Kids accumulate so many toys, animals and special treasures that they can quickly take over their room. As an adult, we know we need to get rid of items and can quickly discern which can be kept and which need to go away (be it donations or trash). However, for a child, this is different. All they own in this world are these items, so letting go of them can be very difficult.
There are some things you can do to help your children learn to let go of their toys and treasures, while not being too emotionally challenging for them.
Talk about space and growing up. Talk to your children about how too many toys will prevent them being able to play. You can talk about how they trip over items or step on toys and how that hurts them. At this same time, you can talk to your kids about how great it is to grow up and part of that is learning to let go of those toys they no longer play with or need.
Move items to a temporary home before getting rid of them. If your child is not yet ready to part with items, you can give them a temporary home, outside of the bedroom. Have your child help decide which items they want to try to get rid of. It can be difficult for them as getting rid of toys means they are growing up, and they may still want to cling to them so they can stay your little boy or girl.
This summer, we took around 20 stuffed animals out of our kids’ rooms. We placed them in a plastic bag and put them in the basement. This was done around 8 weeks ago and our kids have yet to ask for any of those items.
If they do not look for them after 6 or more months, we get rid of them. We usually just do another check with our kids to make sure they don’t want one of them back and usually, all of them can leave. Once in a while one or two make it back into their room, but keeping 2 out of 20 is definitely a step in the right direction.
Allow your kids to sell their own items. Our daughter recently outgrew many of her LEGO sets. She and I worked together to take photos and count out all pieces to ensure the sets were complete. We then listed them for sale on Amazon and she was able to keep the profits. She was able to clean out items from her room and turned it into a profit – which helped her want to get rid of even more items.
You could also even allow them to sell those items at a yard sale or other method. Your child is in complete control of the items leaving – and gets to turn their toy into money, which they can use towards other items they may want.
Let them select the charity (teaching empathy). Teaching your children about how other kids may not have toys and clothes helps them learn empathy. They can relate to another child their own age not having items like they do. An easy way to help instill this value is to allow your child to select the charity where you will make your donation.

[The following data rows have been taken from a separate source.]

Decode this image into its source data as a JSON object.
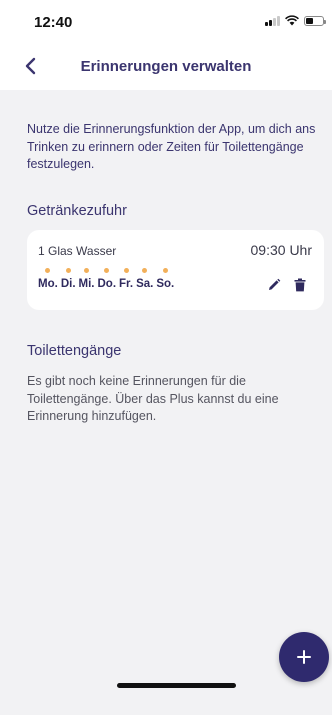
{
  "status_bar": {
    "time": "12:40",
    "battery_level": 0.45
  },
  "nav": {
    "title": "Erinnerungen verwalten",
    "back_icon": "chevron-left-icon"
  },
  "intro_text": "Nutze die Erinnerungsfunktion der App, um dich ans Trinken zu erinnern oder Zeiten für Toilettengänge festzulegen.",
  "drinks": {
    "title": "Getränkezufuhr",
    "reminders": [
      {
        "name": "1 Glas Wasser",
        "time": "09:30 Uhr",
        "days": [
          "Mo.",
          "Di.",
          "Mi.",
          "Do.",
          "Fr.",
          "Sa.",
          "So."
        ]
      }
    ]
  },
  "toilet": {
    "title": "Toilettengänge",
    "empty_text": "Es gibt noch keine Erinnerungen für die Toilettengänge. Über das Plus kannst du eine Erinnerung hinzufügen."
  },
  "colors": {
    "accent": "#2f2a6e",
    "title": "#3b356f",
    "day_dot": "#f2b05a",
    "background": "#f2f2f4"
  }
}
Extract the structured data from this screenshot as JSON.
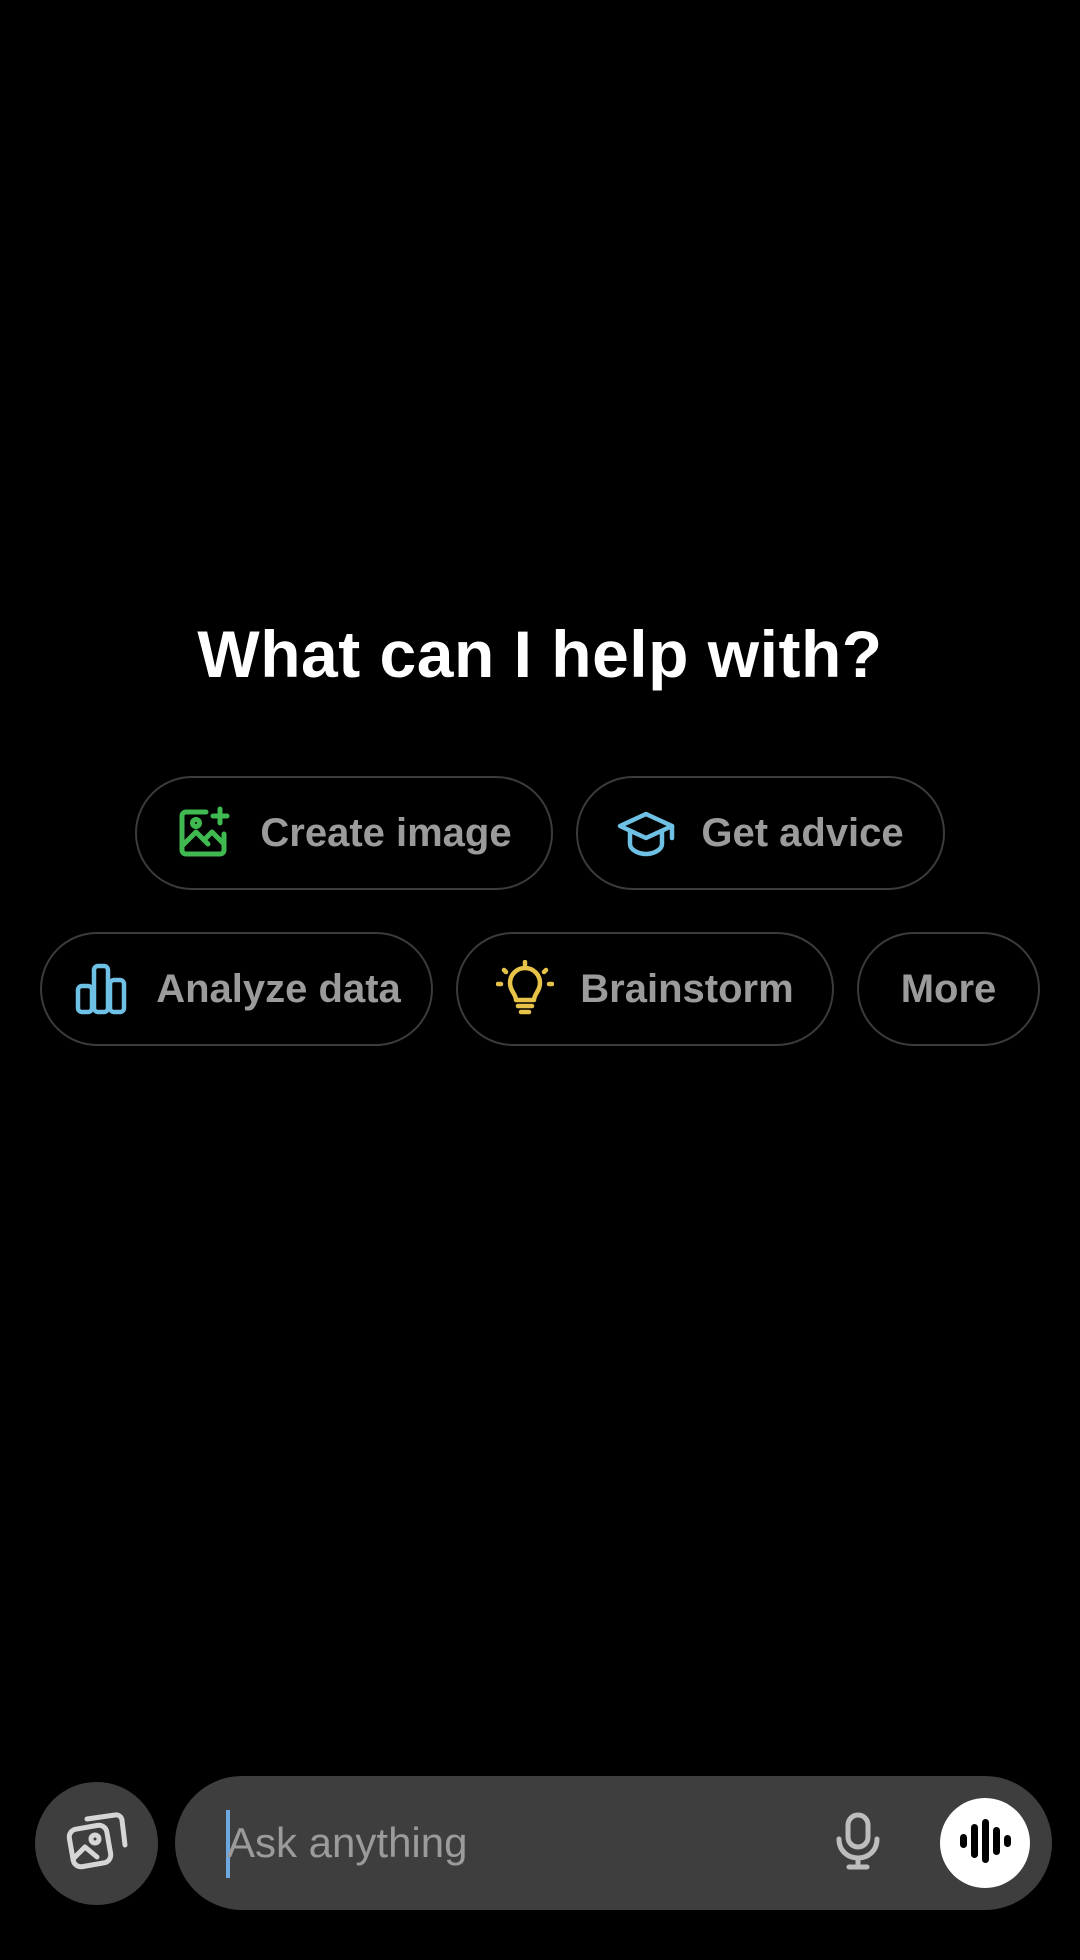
{
  "headline": "What can I help with?",
  "suggestions": [
    {
      "label": "Create image",
      "icon": "image-sparkle-icon",
      "color": "#3fb950"
    },
    {
      "label": "Get advice",
      "icon": "graduation-cap-icon",
      "color": "#6ec1e4"
    },
    {
      "label": "Analyze data",
      "icon": "bar-chart-icon",
      "color": "#6ec1e4"
    },
    {
      "label": "Brainstorm",
      "icon": "lightbulb-icon",
      "color": "#e8c34a"
    },
    {
      "label": "More"
    }
  ],
  "composer": {
    "placeholder": "Ask anything",
    "gallery_icon": "gallery-icon",
    "mic_icon": "microphone-icon",
    "voice_icon": "voice-waveform-icon"
  }
}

You can research local organizations and your child can decide where the donation will go.
When they get a say, they will feel that they are making a difference and are in control of the items leaving the house (rather than mom or dad telling them what to do). They may even surprise you by getting rid of items you didn’t think you’d ever see leave their bedroom.
Do a monthly swap. When our kids were younger, we would take some of their toys and keep them in a box in the basement. Every 2 or 3 months, I would clean their rooms and take out the old toys and put new ones in their place. This kept toys new and fresh and kept them entertained. This allowed me to also weed through the toys I knew were trash, find broken items and just declutter their rooms. This also helps your child because the toys are not leaving completely, just going a way for a while. You may even find that you don’t need to put the toys back into their room as they have since lost interest.
Whatever you do, don’t force your child to get rid of items. They will let go of items in due time – and perhaps even sooner than you may be ready for them to do so. Helping teach your child about letting go of items is a valuable lesson, which will help them later in life.